Even if by some miracle the bill were to pass in both houses of Congress, unemployed Americans would not regain the three or four tiers of federal extension benefits they had received through the third week of December. Quite the contrary. The Emergency Unemployment Compensation Extension Act (S. 1845) would restore only three months of federal unemployment benefits.
The general idea seems to be that passing the bill is a temporary measure that would give Congress another three months to come up with a more permanent answer to the question “just how long should federal unemployment benefits last?” From a Republican point of view, it would also provide Congress with another three months to try to find something else to cut in the federal budget to pay for the measure.

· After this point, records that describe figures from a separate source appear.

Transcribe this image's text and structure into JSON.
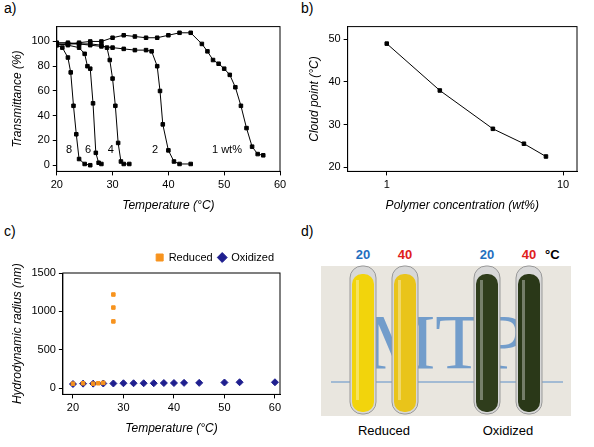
{
  "chart_data": [
    {
      "panel_label": "a)",
      "type": "line",
      "x_label": "Temperature (°C)",
      "y_label": "Transmittance (%)",
      "xlim": [
        20,
        60
      ],
      "xticks": [
        20,
        30,
        40,
        50,
        60
      ],
      "ylim": [
        -5,
        112
      ],
      "yticks": [
        0,
        20,
        40,
        60,
        80,
        100
      ],
      "grid": false,
      "series": [
        {
          "color": "#000000",
          "marker": "square",
          "x": [
            20,
            21,
            22,
            22.5,
            23,
            23.5,
            24,
            25,
            26
          ],
          "values": [
            97,
            95,
            87,
            75,
            48,
            25,
            5,
            1,
            0
          ]
        },
        {
          "color": "#000000",
          "marker": "square",
          "x": [
            20,
            22,
            24,
            25,
            25.5,
            26,
            26.5,
            27,
            27.5,
            28
          ],
          "values": [
            98,
            97,
            95,
            90,
            80,
            78,
            50,
            10,
            2,
            1
          ]
        },
        {
          "color": "#000000",
          "marker": "square",
          "x": [
            20,
            22,
            24,
            26,
            28,
            29,
            29.5,
            30,
            30.5,
            31,
            31.5,
            32,
            33
          ],
          "values": [
            99,
            99,
            98,
            98,
            97,
            95,
            85,
            70,
            48,
            18,
            3,
            1,
            1
          ]
        },
        {
          "color": "#000000",
          "marker": "square",
          "x": [
            20,
            22,
            24,
            26,
            28,
            30,
            32,
            34,
            36,
            37,
            38,
            38.5,
            39,
            40,
            41,
            42,
            44
          ],
          "values": [
            98,
            98,
            98,
            97,
            96,
            95,
            94,
            93,
            93,
            92,
            80,
            60,
            33,
            12,
            3,
            1,
            1
          ]
        },
        {
          "color": "#000000",
          "marker": "square",
          "x": [
            20,
            22,
            24,
            26,
            28,
            30,
            32,
            34,
            36,
            38,
            40,
            42,
            44,
            46,
            47,
            48,
            49,
            50,
            51,
            52,
            53,
            54,
            55,
            56,
            57
          ],
          "values": [
            97,
            98,
            99,
            100,
            100,
            103,
            105,
            104,
            103,
            103,
            105,
            107,
            107,
            98,
            92,
            85,
            82,
            78,
            73,
            63,
            48,
            30,
            15,
            9,
            8
          ]
        }
      ],
      "annotations": [
        {
          "text": "8",
          "x": 22.2,
          "y": 12
        },
        {
          "text": "6",
          "x": 25.6,
          "y": 12
        },
        {
          "text": "4",
          "x": 29.7,
          "y": 12
        },
        {
          "text": "2",
          "x": 37.6,
          "y": 12
        },
        {
          "text": "1 wt%",
          "x": 50.5,
          "y": 12
        }
      ]
    },
    {
      "panel_label": "b)",
      "type": "line",
      "x_label": "Polymer concentration (wt%)",
      "y_label": "Cloud point (°C)",
      "log": "x",
      "xlim": [
        0.6,
        12
      ],
      "xticks": [
        1,
        10
      ],
      "ylim": [
        19,
        53
      ],
      "yticks": [
        20,
        30,
        40,
        50
      ],
      "grid": false,
      "series": [
        {
          "color": "#000000",
          "marker": "square",
          "x": [
            1,
            2,
            4,
            6,
            8
          ],
          "values": [
            49,
            38,
            29,
            25.5,
            22.5
          ]
        }
      ]
    },
    {
      "panel_label": "c)",
      "type": "scatter",
      "x_label": "Temperature (°C)",
      "y_label": "Hydrodynamic radius (nm)",
      "xlim": [
        18,
        61
      ],
      "xticks": [
        20,
        30,
        40,
        50,
        60
      ],
      "ylim": [
        -80,
        1500
      ],
      "yticks": [
        0,
        500,
        1000,
        1500
      ],
      "grid": false,
      "legend": "top-right",
      "series": [
        {
          "name": "Reduced",
          "color": "#f7931e",
          "marker": "square",
          "x": [
            20,
            22,
            24,
            25,
            26,
            28,
            28,
            28
          ],
          "values": [
            60,
            65,
            60,
            65,
            70,
            870,
            1050,
            1220
          ]
        },
        {
          "name": "Oxidized",
          "color": "#1f1f8f",
          "marker": "diamond",
          "x": [
            20,
            22,
            24,
            26,
            28,
            30,
            32,
            34,
            36,
            38,
            40,
            42,
            45,
            50,
            53,
            60
          ],
          "values": [
            55,
            60,
            60,
            62,
            62,
            65,
            65,
            65,
            65,
            68,
            68,
            70,
            70,
            75,
            78,
            78
          ]
        }
      ]
    }
  ],
  "photo": {
    "panel_label": "d)",
    "background_text": "MTP",
    "unit": "°C",
    "groups": [
      "Reduced",
      "Oxidized"
    ],
    "tubes": [
      {
        "label": "20",
        "label_color": "#1f6fbf",
        "group": "Reduced",
        "color": "#f2d40c"
      },
      {
        "label": "40",
        "label_color": "#e0201b",
        "group": "Reduced",
        "color": "#e9c41a"
      },
      {
        "label": "20",
        "label_color": "#1f6fbf",
        "group": "Oxidized",
        "color": "#2f3d1c"
      },
      {
        "label": "40",
        "label_color": "#e0201b",
        "group": "Oxidized",
        "color": "#2a3818"
      }
    ]
  }
}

In an editorial published on Tuesday, The New York Times offered its opinion that Congress is putting on a grand show but is not serious about restoring unemployment benefits to those who have been out of work for a long time.
Perhaps the six Republican votes to open debate on the unemployment extension were designed to make the GOP look open-minded on the issue, rather than appearing to be insufferable curmudgeons. After all, the Republican Party has everything to gain and nothing to lose. Agreeing to debate the measure doesn’t mean that those six Republican senators will approve S. 1845 when it finally comes up for a vote. Far from it.

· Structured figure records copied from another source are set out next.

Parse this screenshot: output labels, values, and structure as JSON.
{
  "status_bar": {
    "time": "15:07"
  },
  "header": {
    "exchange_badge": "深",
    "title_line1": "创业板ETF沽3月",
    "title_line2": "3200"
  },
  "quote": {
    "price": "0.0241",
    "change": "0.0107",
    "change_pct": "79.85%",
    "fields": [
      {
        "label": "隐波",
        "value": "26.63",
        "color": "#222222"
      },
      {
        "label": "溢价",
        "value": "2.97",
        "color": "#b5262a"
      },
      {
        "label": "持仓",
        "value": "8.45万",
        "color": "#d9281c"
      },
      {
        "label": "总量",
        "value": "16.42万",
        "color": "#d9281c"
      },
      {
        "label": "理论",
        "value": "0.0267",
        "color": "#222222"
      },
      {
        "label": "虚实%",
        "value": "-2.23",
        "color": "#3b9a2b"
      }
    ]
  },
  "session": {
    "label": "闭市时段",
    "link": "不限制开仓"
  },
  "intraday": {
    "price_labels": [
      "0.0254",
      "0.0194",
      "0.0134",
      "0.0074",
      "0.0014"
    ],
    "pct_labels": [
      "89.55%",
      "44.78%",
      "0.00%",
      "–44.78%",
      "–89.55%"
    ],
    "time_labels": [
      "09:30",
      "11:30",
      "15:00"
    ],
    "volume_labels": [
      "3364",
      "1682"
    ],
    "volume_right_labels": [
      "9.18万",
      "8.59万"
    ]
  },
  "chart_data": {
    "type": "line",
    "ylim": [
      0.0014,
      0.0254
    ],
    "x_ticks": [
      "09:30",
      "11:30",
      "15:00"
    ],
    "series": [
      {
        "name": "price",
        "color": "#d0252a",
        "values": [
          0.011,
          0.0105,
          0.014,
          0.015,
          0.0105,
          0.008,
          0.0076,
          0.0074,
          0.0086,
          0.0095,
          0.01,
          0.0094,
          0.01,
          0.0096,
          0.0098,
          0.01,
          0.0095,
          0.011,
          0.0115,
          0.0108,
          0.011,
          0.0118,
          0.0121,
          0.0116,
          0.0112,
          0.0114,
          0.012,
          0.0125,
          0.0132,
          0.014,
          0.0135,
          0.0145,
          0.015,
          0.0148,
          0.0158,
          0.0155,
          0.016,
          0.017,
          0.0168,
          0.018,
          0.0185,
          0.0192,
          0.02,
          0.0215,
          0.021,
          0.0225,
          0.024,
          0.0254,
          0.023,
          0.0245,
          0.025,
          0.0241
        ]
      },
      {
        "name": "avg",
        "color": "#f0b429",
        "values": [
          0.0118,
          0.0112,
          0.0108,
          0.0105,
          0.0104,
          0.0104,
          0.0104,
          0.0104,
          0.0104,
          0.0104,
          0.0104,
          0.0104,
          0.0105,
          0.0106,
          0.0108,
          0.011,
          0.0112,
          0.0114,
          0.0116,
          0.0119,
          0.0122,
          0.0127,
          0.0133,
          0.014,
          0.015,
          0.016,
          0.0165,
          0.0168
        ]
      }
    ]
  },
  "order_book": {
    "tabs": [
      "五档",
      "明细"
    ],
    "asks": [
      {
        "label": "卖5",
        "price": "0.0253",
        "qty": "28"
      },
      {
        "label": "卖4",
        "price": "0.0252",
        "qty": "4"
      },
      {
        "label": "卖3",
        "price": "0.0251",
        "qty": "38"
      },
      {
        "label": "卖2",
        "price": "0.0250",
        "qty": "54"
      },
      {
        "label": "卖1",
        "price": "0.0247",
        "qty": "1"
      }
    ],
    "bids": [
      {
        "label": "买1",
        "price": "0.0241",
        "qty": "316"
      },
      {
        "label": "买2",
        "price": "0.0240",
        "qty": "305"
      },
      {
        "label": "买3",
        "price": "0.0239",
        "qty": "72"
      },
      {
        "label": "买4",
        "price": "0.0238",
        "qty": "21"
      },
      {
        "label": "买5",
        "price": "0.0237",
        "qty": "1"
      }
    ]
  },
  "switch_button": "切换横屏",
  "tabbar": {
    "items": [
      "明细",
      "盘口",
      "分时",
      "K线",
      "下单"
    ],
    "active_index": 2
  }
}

For one thing, midterm congressional elections will be held later this year. Commentator Thomas B. Edsall noted this week that “in close contests, the long-term unemployed, along with their families and their friends, have the power to determine the outcome of those 2014 elections in which a percentage point gained or lost can be decisive.”
Even with Christmas over, Republicans would like to avoid playing the role of Scrooge for as long as they can get away with it. Even House Speaker John Boehner has indicated that he would consider extending benefits for the unemployed if a way can be found to pay for them.
But three months of unemployment benefits will cost somewhere around $6.5 billion. And that’s a lot of cash to find just lying around. It may be next to impossible to get Congress to agree to cut other programs in order to fund unemployment benefits. “The [Republican] demand for a ‘pay for’ is just another way of saying that they aren’t serious about helping those in need,” states the Times editorial.
The losers, of course, are those who have been out of work for more than six months and, despite their best efforts, still can’t find a job.
President Obama continues to urge the two parties in Congress to find sufficient common ground to pass the unemployment extension. In his weekly radio address on Saturday, he cited out-of-work mothers and fathers who are unable to provide their children with even basic necessities thanks to Congress allowing the law to expire last month. “Denying families that security is just plain cruel,” stated the president. “We’re a better country than that. We don’t abandon our fellow Americans when times get tough — we keep the faith with them until they start that new job.”
As to Republican lawmakers in the House and Senate, President Obama’s plea is likely to fall on deaf ears. Should Republicans stand firm in their miserliness, it is imperative that their own plea for our votes likewise fall on deaf ears come November.